Johnny Fenwick

Personal information
- Date of birth: 20 November 1994 (age 30)
- Place of birth: Newcastle upon Tyne, England
- Height: 1.88 m (6 ft 2 in)
- Position(s): Centre back

Team information
- Current team: Asheville City
- Number: 16

Youth career
- 0000–2011: Newcastle United
- 2011–2014: Sheffield Wednesday

College career
- Years: Team / Apps / (Gls)
- 2015–2018: High Point Panthers / 77 / (4)

Senior career*
- Years: Team / Apps / (Gls)
- 2016–2017: North Carolina Fusion U23 / 12 / (0)
- 2018: Des Moines Menace / 12 / (1)
- 2019: San Antonio FC / 3 / (0)
- 2020: Las Vegas Lights / 15 / (1)
- 2021: Atlantic City FC / 10 / (4)
- 2021–2022: FC Tulsa / 43 / (0)
- 2023: Sacramento Republic / 6 / (0)
- 2024: Northern Colorado Hailstorm / 13 / (0)
- 2025–: Asheville City / 0 / (0)

= Johnny Fenwick =

English footballer

Johnny Fenwick (born 20 November 1994) is an English footballer who plays as a defender for USL League Two club Asheville City SC.

==Career==
===College & amateur===
Fenwick played four years of college soccer at High Point University between 2015 and 2018. While at college, Fenwick also appeared for USL PDL sides North Carolina Fusion U23 and Des Moines Menace.

===Professional===
On 18 January 2019, Fenwick signed for USL Championship side San Antonio FC.

Following his release from San Antonio, Fenwick signed for fellow USL Championship side Las Vegas Lights FC on 28 February 2020.

On 11 August 2021, Fenwick signed for FC Tulsa for the remainder of the season. He was released by Tulsa following the 2022 season.

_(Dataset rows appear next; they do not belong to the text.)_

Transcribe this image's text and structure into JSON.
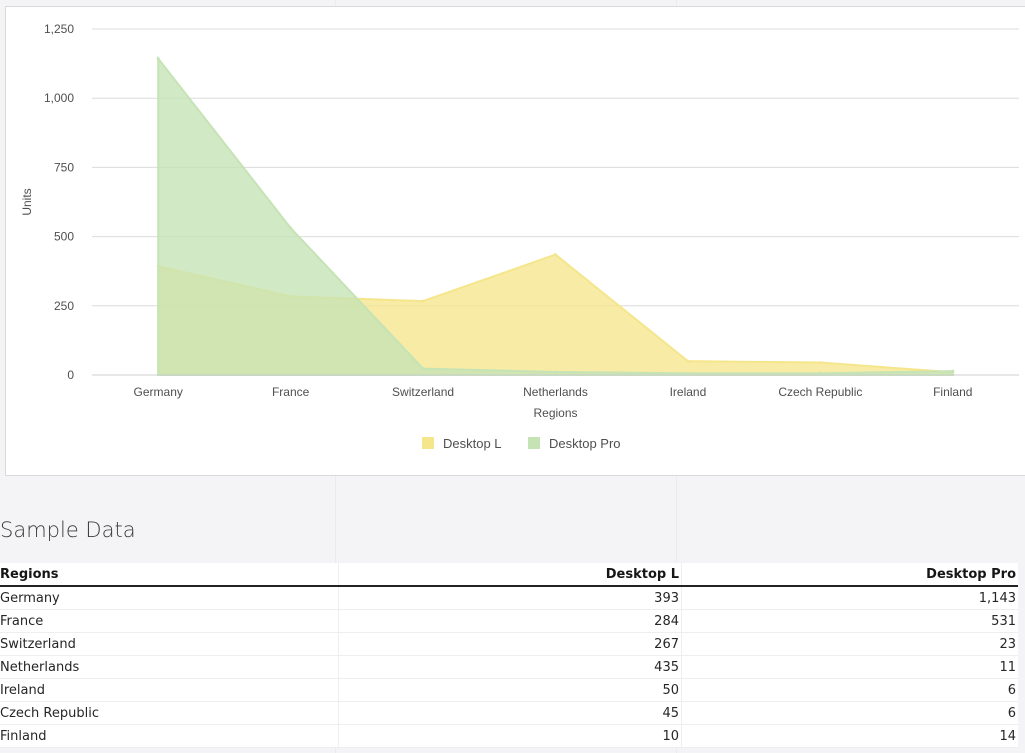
{
  "chart_data": {
    "type": "area",
    "categories": [
      "Germany",
      "France",
      "Switzerland",
      "Netherlands",
      "Ireland",
      "Czech Republic",
      "Finland"
    ],
    "series": [
      {
        "name": "Desktop L",
        "values": [
          393,
          284,
          267,
          435,
          50,
          45,
          10
        ],
        "color": "#f5e68c"
      },
      {
        "name": "Desktop Pro",
        "values": [
          1143,
          531,
          23,
          11,
          6,
          6,
          14
        ],
        "color": "#c5e3b5"
      }
    ],
    "xlabel": "Regions",
    "ylabel": "Units",
    "ylim": [
      0,
      1250
    ],
    "yticks": [
      0,
      250,
      500,
      750,
      1000,
      1250
    ],
    "ytick_labels": [
      "0",
      "250",
      "500",
      "750",
      "1,000",
      "1,250"
    ],
    "grid": true,
    "legend_position": "bottom"
  },
  "sample_title": "Sample Data",
  "table": {
    "headers": [
      "Regions",
      "Desktop L",
      "Desktop Pro"
    ],
    "rows": [
      [
        "Germany",
        "393",
        "1,143"
      ],
      [
        "France",
        "284",
        "531"
      ],
      [
        "Switzerland",
        "267",
        "23"
      ],
      [
        "Netherlands",
        "435",
        "11"
      ],
      [
        "Ireland",
        "50",
        "6"
      ],
      [
        "Czech Republic",
        "45",
        "6"
      ],
      [
        "Finland",
        "10",
        "14"
      ]
    ]
  }
}
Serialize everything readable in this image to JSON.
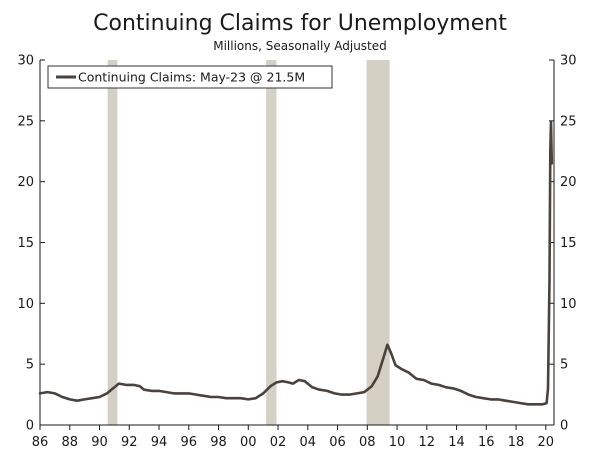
{
  "chart_data": {
    "type": "line",
    "title": "Continuing Claims for Unemployment",
    "subtitle": "Millions, Seasonally Adjusted",
    "xlabel": "",
    "ylabel": "",
    "xlim": [
      1986,
      2020.55
    ],
    "ylim": [
      0,
      30
    ],
    "x_ticks": [
      1986,
      1988,
      1990,
      1992,
      1994,
      1996,
      1998,
      2000,
      2002,
      2004,
      2006,
      2008,
      2010,
      2012,
      2014,
      2016,
      2018,
      2020
    ],
    "x_tick_labels": [
      "86",
      "88",
      "90",
      "92",
      "94",
      "96",
      "98",
      "00",
      "02",
      "04",
      "06",
      "08",
      "10",
      "12",
      "14",
      "16",
      "18",
      "20"
    ],
    "y_ticks": [
      0,
      5,
      10,
      15,
      20,
      25,
      30
    ],
    "y_tick_labels": [
      "0",
      "5",
      "10",
      "15",
      "20",
      "25",
      "30"
    ],
    "grid": false,
    "legend_position": "top-left",
    "line_color": "#4a423c",
    "recession_color": "#d4d0c4",
    "recessions": [
      [
        1990.55,
        1991.2
      ],
      [
        2001.2,
        2001.9
      ],
      [
        2007.95,
        2009.5
      ]
    ],
    "series": [
      {
        "name": "Continuing Claims: May-23 @ 21.5M",
        "x": [
          1986.0,
          1986.5,
          1987.0,
          1987.5,
          1988.0,
          1988.5,
          1989.0,
          1989.5,
          1990.0,
          1990.5,
          1990.9,
          1991.3,
          1991.8,
          1992.3,
          1992.7,
          1993.0,
          1993.5,
          1994.0,
          1994.5,
          1995.0,
          1995.5,
          1996.0,
          1996.5,
          1997.0,
          1997.5,
          1998.0,
          1998.5,
          1999.0,
          1999.5,
          2000.0,
          2000.5,
          2001.0,
          2001.5,
          2001.9,
          2002.3,
          2002.7,
          2003.0,
          2003.4,
          2003.8,
          2004.3,
          2004.8,
          2005.3,
          2005.8,
          2006.3,
          2006.8,
          2007.3,
          2007.8,
          2008.3,
          2008.7,
          2009.1,
          2009.35,
          2009.6,
          2009.9,
          2010.3,
          2010.8,
          2011.3,
          2011.8,
          2012.3,
          2012.8,
          2013.3,
          2013.8,
          2014.3,
          2014.8,
          2015.3,
          2015.8,
          2016.3,
          2016.8,
          2017.3,
          2017.8,
          2018.3,
          2018.8,
          2019.3,
          2019.8,
          2020.05,
          2020.15,
          2020.25,
          2020.3,
          2020.35,
          2020.4
        ],
        "values": [
          2.6,
          2.7,
          2.6,
          2.3,
          2.1,
          2.0,
          2.1,
          2.2,
          2.3,
          2.6,
          3.0,
          3.4,
          3.3,
          3.3,
          3.2,
          2.9,
          2.8,
          2.8,
          2.7,
          2.6,
          2.6,
          2.6,
          2.5,
          2.4,
          2.3,
          2.3,
          2.2,
          2.2,
          2.2,
          2.1,
          2.2,
          2.6,
          3.2,
          3.5,
          3.6,
          3.5,
          3.4,
          3.7,
          3.6,
          3.1,
          2.9,
          2.8,
          2.6,
          2.5,
          2.5,
          2.6,
          2.7,
          3.2,
          4.0,
          5.6,
          6.6,
          5.9,
          4.9,
          4.6,
          4.3,
          3.8,
          3.7,
          3.4,
          3.3,
          3.1,
          3.0,
          2.8,
          2.5,
          2.3,
          2.2,
          2.1,
          2.1,
          2.0,
          1.9,
          1.8,
          1.7,
          1.7,
          1.7,
          1.8,
          3.0,
          11.9,
          22.5,
          24.9,
          21.5
        ]
      }
    ]
  }
}
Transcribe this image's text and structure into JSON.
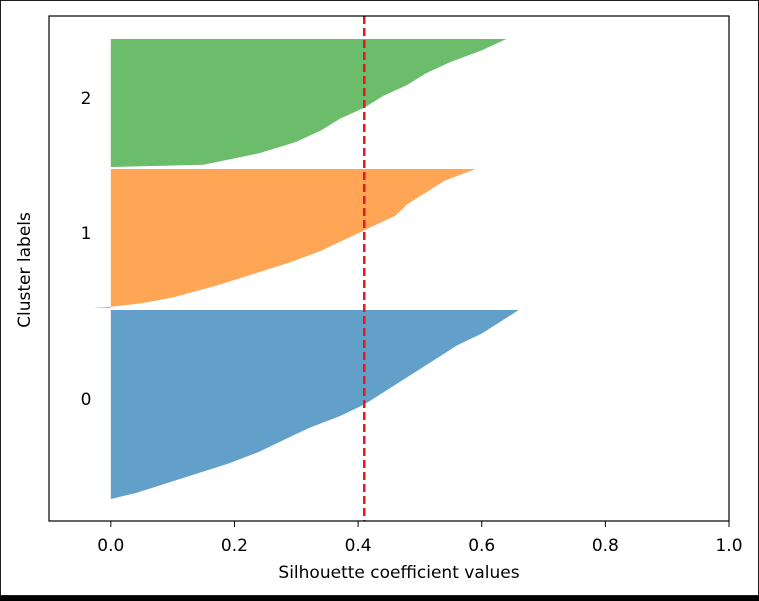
{
  "chart_data": {
    "type": "area",
    "title": "",
    "xlabel": "Silhouette coefficient values",
    "ylabel": "Cluster labels",
    "xlim": [
      -0.1,
      1.0
    ],
    "xticks": [
      0.0,
      0.2,
      0.4,
      0.6,
      0.8,
      1.0
    ],
    "xtick_labels": [
      "0.0",
      "0.2",
      "0.4",
      "0.6",
      "0.8",
      "1.0"
    ],
    "yticks": [],
    "grid": false,
    "average_silhouette": 0.41,
    "average_line_color": "#e31a1c",
    "series": [
      {
        "label": "0",
        "color": "#1f77b4",
        "sizes_and_silhouettes": [
          [
            0,
            0.66
          ],
          [
            10,
            0.63
          ],
          [
            20,
            0.6
          ],
          [
            30,
            0.56
          ],
          [
            40,
            0.53
          ],
          [
            50,
            0.5
          ],
          [
            60,
            0.47
          ],
          [
            70,
            0.44
          ],
          [
            80,
            0.41
          ],
          [
            90,
            0.37
          ],
          [
            100,
            0.32
          ],
          [
            110,
            0.28
          ],
          [
            120,
            0.24
          ],
          [
            130,
            0.19
          ],
          [
            140,
            0.13
          ],
          [
            150,
            0.07
          ],
          [
            155,
            0.04
          ],
          [
            160,
            0.0
          ]
        ]
      },
      {
        "label": "1",
        "color": "#ff7f0e",
        "sizes_and_silhouettes": [
          [
            0,
            0.59
          ],
          [
            10,
            0.54
          ],
          [
            20,
            0.51
          ],
          [
            30,
            0.48
          ],
          [
            40,
            0.46
          ],
          [
            50,
            0.42
          ],
          [
            60,
            0.38
          ],
          [
            70,
            0.34
          ],
          [
            80,
            0.29
          ],
          [
            90,
            0.23
          ],
          [
            100,
            0.17
          ],
          [
            110,
            0.1
          ],
          [
            115,
            0.05
          ],
          [
            118,
            0.0
          ],
          [
            119,
            -0.03
          ]
        ]
      },
      {
        "label": "2",
        "color": "#2ca02c",
        "sizes_and_silhouettes": [
          [
            0,
            0.64
          ],
          [
            10,
            0.6
          ],
          [
            20,
            0.55
          ],
          [
            30,
            0.51
          ],
          [
            40,
            0.48
          ],
          [
            50,
            0.44
          ],
          [
            60,
            0.41
          ],
          [
            70,
            0.37
          ],
          [
            80,
            0.34
          ],
          [
            90,
            0.3
          ],
          [
            100,
            0.24
          ],
          [
            110,
            0.15
          ],
          [
            112,
            0.0
          ]
        ]
      }
    ]
  }
}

On 9 February 2023, Fenwick was announced as a new signing for USL Championship side Sacramento Republic FC. He left Sacramento following their 2023 season.

Fenwick signed with Northern Colorado Hailstorm of USL League One in January 2024.

Fenwick joined USL League Two club Asheville City SC in 2025 ahead of the club's appearance in the 2025 U.S. Open Cup.